Supreme Court's stark reminder: Court of Appeal decision that legal advice privilege does not apply to legal advice given by a professional other than a lawyer
On 23 January 2013, the Supreme Court handed down its judgment in the case of R (on the application of Prudential plc and another) v Special Commissioner of Income Tax (2013) UKSC 1, confirming the Court of Appeal decision that legal advice privilege does not apply to legal advice given by a professional other than a lawyer.
Implications for the real estate sector
Even though this particular case relates to tax advice provided by accountants, the Supreme Court stressed that the principle is wider, and so affects all professionals who, though they are not lawyers, provide legal advice in the course of their business.

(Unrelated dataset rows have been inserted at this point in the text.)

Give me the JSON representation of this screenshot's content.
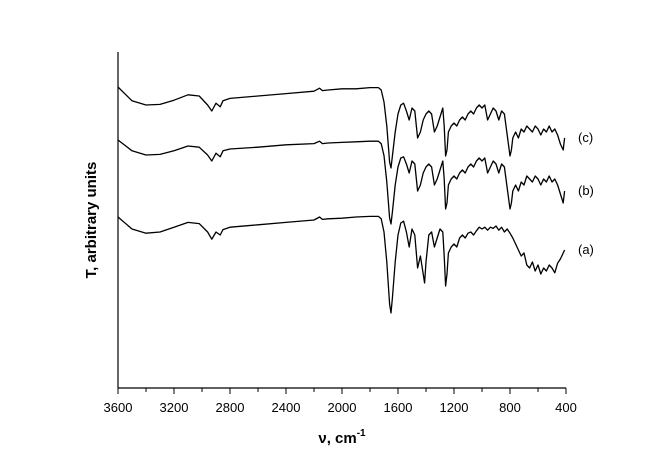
{
  "chart_data": {
    "type": "line",
    "title": "",
    "xlabel": "ν, cm",
    "xlabel_sup": "-1",
    "ylabel": "T, arbitrary units",
    "xlim": [
      3600,
      400
    ],
    "x_reversed": true,
    "xticks": [
      3600,
      3200,
      2800,
      2400,
      2000,
      1600,
      1200,
      800,
      400
    ],
    "yticks_shown": false,
    "grid": false,
    "legend": "none",
    "series": [
      {
        "name": "(c)",
        "color": "#000000",
        "offset": 2,
        "points": [
          [
            3600,
            0.85
          ],
          [
            3500,
            0.62
          ],
          [
            3400,
            0.55
          ],
          [
            3300,
            0.56
          ],
          [
            3200,
            0.63
          ],
          [
            3100,
            0.72
          ],
          [
            3020,
            0.7
          ],
          [
            2960,
            0.55
          ],
          [
            2930,
            0.45
          ],
          [
            2900,
            0.58
          ],
          [
            2870,
            0.52
          ],
          [
            2850,
            0.62
          ],
          [
            2800,
            0.66
          ],
          [
            2600,
            0.7
          ],
          [
            2400,
            0.74
          ],
          [
            2200,
            0.78
          ],
          [
            2160,
            0.83
          ],
          [
            2140,
            0.79
          ],
          [
            2100,
            0.8
          ],
          [
            2000,
            0.82
          ],
          [
            1900,
            0.82
          ],
          [
            1800,
            0.84
          ],
          [
            1740,
            0.84
          ],
          [
            1720,
            0.8
          ],
          [
            1700,
            0.6
          ],
          [
            1680,
            0.2
          ],
          [
            1660,
            -0.4
          ],
          [
            1650,
            -0.5
          ],
          [
            1640,
            -0.3
          ],
          [
            1620,
            0.1
          ],
          [
            1600,
            0.4
          ],
          [
            1580,
            0.55
          ],
          [
            1560,
            0.58
          ],
          [
            1540,
            0.45
          ],
          [
            1520,
            0.3
          ],
          [
            1500,
            0.5
          ],
          [
            1480,
            0.45
          ],
          [
            1460,
            0.0
          ],
          [
            1440,
            0.1
          ],
          [
            1420,
            0.3
          ],
          [
            1400,
            0.4
          ],
          [
            1380,
            0.45
          ],
          [
            1360,
            0.4
          ],
          [
            1340,
            0.1
          ],
          [
            1320,
            0.2
          ],
          [
            1300,
            0.35
          ],
          [
            1280,
            0.5
          ],
          [
            1270,
            0.2
          ],
          [
            1260,
            -0.3
          ],
          [
            1250,
            -0.2
          ],
          [
            1240,
            0.1
          ],
          [
            1220,
            0.2
          ],
          [
            1200,
            0.25
          ],
          [
            1180,
            0.2
          ],
          [
            1160,
            0.3
          ],
          [
            1140,
            0.35
          ],
          [
            1120,
            0.3
          ],
          [
            1100,
            0.4
          ],
          [
            1080,
            0.45
          ],
          [
            1060,
            0.4
          ],
          [
            1040,
            0.5
          ],
          [
            1020,
            0.55
          ],
          [
            1000,
            0.5
          ],
          [
            980,
            0.55
          ],
          [
            960,
            0.3
          ],
          [
            940,
            0.4
          ],
          [
            920,
            0.5
          ],
          [
            900,
            0.45
          ],
          [
            880,
            0.3
          ],
          [
            860,
            0.45
          ],
          [
            840,
            0.4
          ],
          [
            820,
            0.05
          ],
          [
            800,
            -0.3
          ],
          [
            790,
            -0.2
          ],
          [
            780,
            0.0
          ],
          [
            760,
            0.1
          ],
          [
            740,
            0.0
          ],
          [
            720,
            0.15
          ],
          [
            700,
            0.1
          ],
          [
            680,
            0.2
          ],
          [
            660,
            0.15
          ],
          [
            640,
            0.1
          ],
          [
            620,
            0.2
          ],
          [
            600,
            0.15
          ],
          [
            580,
            0.05
          ],
          [
            560,
            0.15
          ],
          [
            540,
            0.1
          ],
          [
            520,
            0.2
          ],
          [
            500,
            0.1
          ],
          [
            480,
            0.15
          ],
          [
            460,
            0.05
          ],
          [
            440,
            -0.1
          ],
          [
            420,
            -0.2
          ],
          [
            410,
            0.0
          ]
        ]
      },
      {
        "name": "(b)",
        "color": "#000000",
        "offset": 1,
        "points": [
          [
            3600,
            0.9
          ],
          [
            3500,
            0.72
          ],
          [
            3400,
            0.65
          ],
          [
            3300,
            0.66
          ],
          [
            3200,
            0.72
          ],
          [
            3100,
            0.8
          ],
          [
            3020,
            0.78
          ],
          [
            2960,
            0.65
          ],
          [
            2930,
            0.55
          ],
          [
            2900,
            0.68
          ],
          [
            2870,
            0.62
          ],
          [
            2850,
            0.72
          ],
          [
            2800,
            0.75
          ],
          [
            2600,
            0.78
          ],
          [
            2400,
            0.82
          ],
          [
            2200,
            0.84
          ],
          [
            2160,
            0.88
          ],
          [
            2140,
            0.84
          ],
          [
            2100,
            0.85
          ],
          [
            2000,
            0.86
          ],
          [
            1900,
            0.87
          ],
          [
            1800,
            0.88
          ],
          [
            1740,
            0.88
          ],
          [
            1720,
            0.84
          ],
          [
            1700,
            0.64
          ],
          [
            1680,
            0.2
          ],
          [
            1660,
            -0.4
          ],
          [
            1650,
            -0.5
          ],
          [
            1640,
            -0.3
          ],
          [
            1620,
            0.15
          ],
          [
            1600,
            0.45
          ],
          [
            1580,
            0.6
          ],
          [
            1560,
            0.62
          ],
          [
            1540,
            0.5
          ],
          [
            1520,
            0.35
          ],
          [
            1500,
            0.55
          ],
          [
            1480,
            0.5
          ],
          [
            1460,
            0.05
          ],
          [
            1440,
            0.15
          ],
          [
            1420,
            0.35
          ],
          [
            1400,
            0.45
          ],
          [
            1380,
            0.5
          ],
          [
            1360,
            0.45
          ],
          [
            1340,
            0.15
          ],
          [
            1320,
            0.25
          ],
          [
            1300,
            0.4
          ],
          [
            1280,
            0.55
          ],
          [
            1270,
            0.25
          ],
          [
            1260,
            -0.25
          ],
          [
            1250,
            -0.15
          ],
          [
            1240,
            0.15
          ],
          [
            1220,
            0.25
          ],
          [
            1200,
            0.3
          ],
          [
            1180,
            0.25
          ],
          [
            1160,
            0.35
          ],
          [
            1140,
            0.4
          ],
          [
            1120,
            0.35
          ],
          [
            1100,
            0.45
          ],
          [
            1080,
            0.5
          ],
          [
            1060,
            0.45
          ],
          [
            1040,
            0.55
          ],
          [
            1020,
            0.6
          ],
          [
            1000,
            0.55
          ],
          [
            980,
            0.6
          ],
          [
            960,
            0.35
          ],
          [
            940,
            0.45
          ],
          [
            920,
            0.55
          ],
          [
            900,
            0.5
          ],
          [
            880,
            0.35
          ],
          [
            860,
            0.5
          ],
          [
            840,
            0.45
          ],
          [
            820,
            0.1
          ],
          [
            800,
            -0.25
          ],
          [
            790,
            -0.15
          ],
          [
            780,
            0.05
          ],
          [
            760,
            0.15
          ],
          [
            740,
            0.05
          ],
          [
            720,
            0.2
          ],
          [
            700,
            0.15
          ],
          [
            680,
            0.3
          ],
          [
            660,
            0.25
          ],
          [
            640,
            0.2
          ],
          [
            620,
            0.3
          ],
          [
            600,
            0.25
          ],
          [
            580,
            0.15
          ],
          [
            560,
            0.25
          ],
          [
            540,
            0.2
          ],
          [
            520,
            0.3
          ],
          [
            500,
            0.2
          ],
          [
            480,
            0.25
          ],
          [
            460,
            0.15
          ],
          [
            440,
            0.0
          ],
          [
            420,
            -0.15
          ],
          [
            410,
            0.05
          ]
        ]
      },
      {
        "name": "(a)",
        "color": "#000000",
        "offset": 0,
        "points": [
          [
            3600,
            0.55
          ],
          [
            3500,
            0.35
          ],
          [
            3400,
            0.28
          ],
          [
            3300,
            0.3
          ],
          [
            3200,
            0.38
          ],
          [
            3100,
            0.46
          ],
          [
            3020,
            0.44
          ],
          [
            2960,
            0.3
          ],
          [
            2930,
            0.18
          ],
          [
            2900,
            0.3
          ],
          [
            2870,
            0.25
          ],
          [
            2850,
            0.34
          ],
          [
            2800,
            0.38
          ],
          [
            2600,
            0.42
          ],
          [
            2400,
            0.46
          ],
          [
            2200,
            0.5
          ],
          [
            2160,
            0.55
          ],
          [
            2140,
            0.51
          ],
          [
            2100,
            0.52
          ],
          [
            2000,
            0.53
          ],
          [
            1900,
            0.55
          ],
          [
            1800,
            0.56
          ],
          [
            1740,
            0.56
          ],
          [
            1720,
            0.52
          ],
          [
            1700,
            0.3
          ],
          [
            1680,
            -0.2
          ],
          [
            1660,
            -0.9
          ],
          [
            1650,
            -1.05
          ],
          [
            1640,
            -0.8
          ],
          [
            1620,
            -0.2
          ],
          [
            1600,
            0.25
          ],
          [
            1580,
            0.45
          ],
          [
            1560,
            0.48
          ],
          [
            1540,
            0.3
          ],
          [
            1520,
            0.05
          ],
          [
            1500,
            0.35
          ],
          [
            1480,
            0.25
          ],
          [
            1460,
            -0.3
          ],
          [
            1440,
            -0.1
          ],
          [
            1420,
            -0.4
          ],
          [
            1410,
            -0.55
          ],
          [
            1400,
            -0.2
          ],
          [
            1380,
            0.25
          ],
          [
            1360,
            0.3
          ],
          [
            1340,
            0.05
          ],
          [
            1320,
            0.2
          ],
          [
            1300,
            0.35
          ],
          [
            1280,
            0.3
          ],
          [
            1270,
            -0.1
          ],
          [
            1260,
            -0.6
          ],
          [
            1250,
            -0.4
          ],
          [
            1240,
            -0.05
          ],
          [
            1220,
            0.05
          ],
          [
            1200,
            0.1
          ],
          [
            1180,
            0.05
          ],
          [
            1160,
            0.2
          ],
          [
            1140,
            0.25
          ],
          [
            1120,
            0.2
          ],
          [
            1100,
            0.28
          ],
          [
            1080,
            0.3
          ],
          [
            1060,
            0.25
          ],
          [
            1040,
            0.32
          ],
          [
            1020,
            0.38
          ],
          [
            1000,
            0.35
          ],
          [
            980,
            0.38
          ],
          [
            960,
            0.33
          ],
          [
            940,
            0.38
          ],
          [
            920,
            0.36
          ],
          [
            900,
            0.4
          ],
          [
            880,
            0.33
          ],
          [
            860,
            0.38
          ],
          [
            840,
            0.3
          ],
          [
            820,
            0.35
          ],
          [
            800,
            0.28
          ],
          [
            780,
            0.2
          ],
          [
            760,
            0.1
          ],
          [
            740,
            0.0
          ],
          [
            720,
            -0.1
          ],
          [
            700,
            -0.05
          ],
          [
            680,
            -0.25
          ],
          [
            660,
            -0.3
          ],
          [
            640,
            -0.2
          ],
          [
            620,
            -0.35
          ],
          [
            600,
            -0.25
          ],
          [
            580,
            -0.4
          ],
          [
            560,
            -0.3
          ],
          [
            540,
            -0.35
          ],
          [
            520,
            -0.25
          ],
          [
            500,
            -0.3
          ],
          [
            480,
            -0.38
          ],
          [
            460,
            -0.22
          ],
          [
            440,
            -0.15
          ],
          [
            420,
            -0.05
          ],
          [
            410,
            0.0
          ]
        ]
      }
    ]
  }
}
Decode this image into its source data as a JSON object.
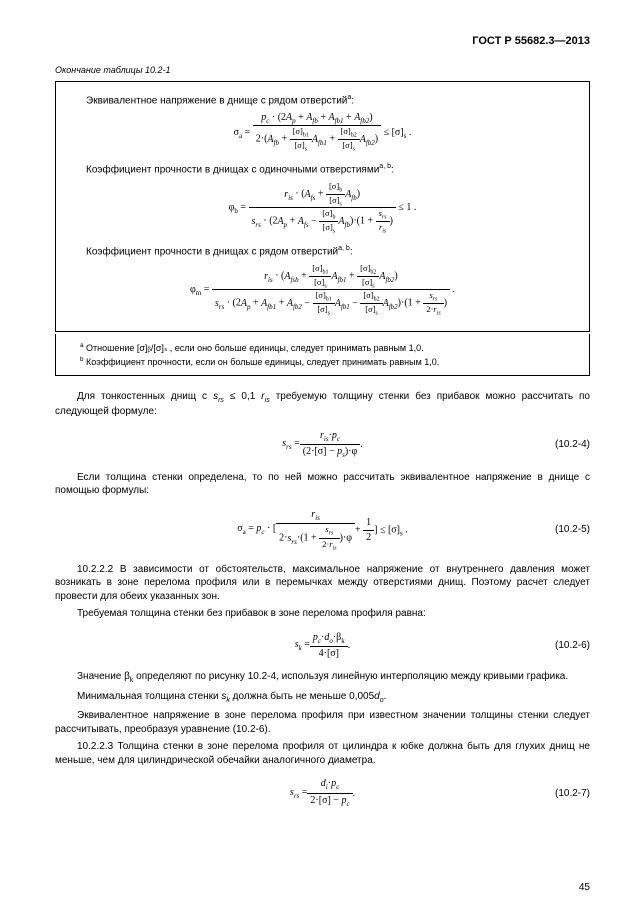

Professionals in the real estate sector often provide legal advice to clients in their particular area of expertise, including:
- rights of light surveyors' advice in relation to potential developments
- architects' and engineers' advice on building regulations
- planning consultants' advice on planning regulations
- valuers' advice on dilapidations liability and section 18 valuations
- agents' advice in relation to break notice and/or lease renewal tactics
- party wall surveyors' advice in relation to party wall issues
- surveyors' advice in relation to service charges
It is not always possible for all advice to come from a legal professional, so it is worth taking precautions to reduce the possibility of having to disclose information to the other side, if the matter becomes contentious.
General precautions include:
- Property professionals should avoid providing legal advice or commenting on it in writing. Best practice is to discuss via telephone or face-to-face. It is important to stress that the professional and/or client can still be cross-examined at trial on such oral communications.
- Legal advice is best provided by lawyers to ensure that it remains privileged
- Clients' concerns and queries for advice must be disclosed in litigation unless they form part of a request for legal advice to a lawyer. Therefore, clients and property professionals should avoid expressing their views on the strengths and weaknesses of the position in writing, unless it is part of a specific request for legal advice.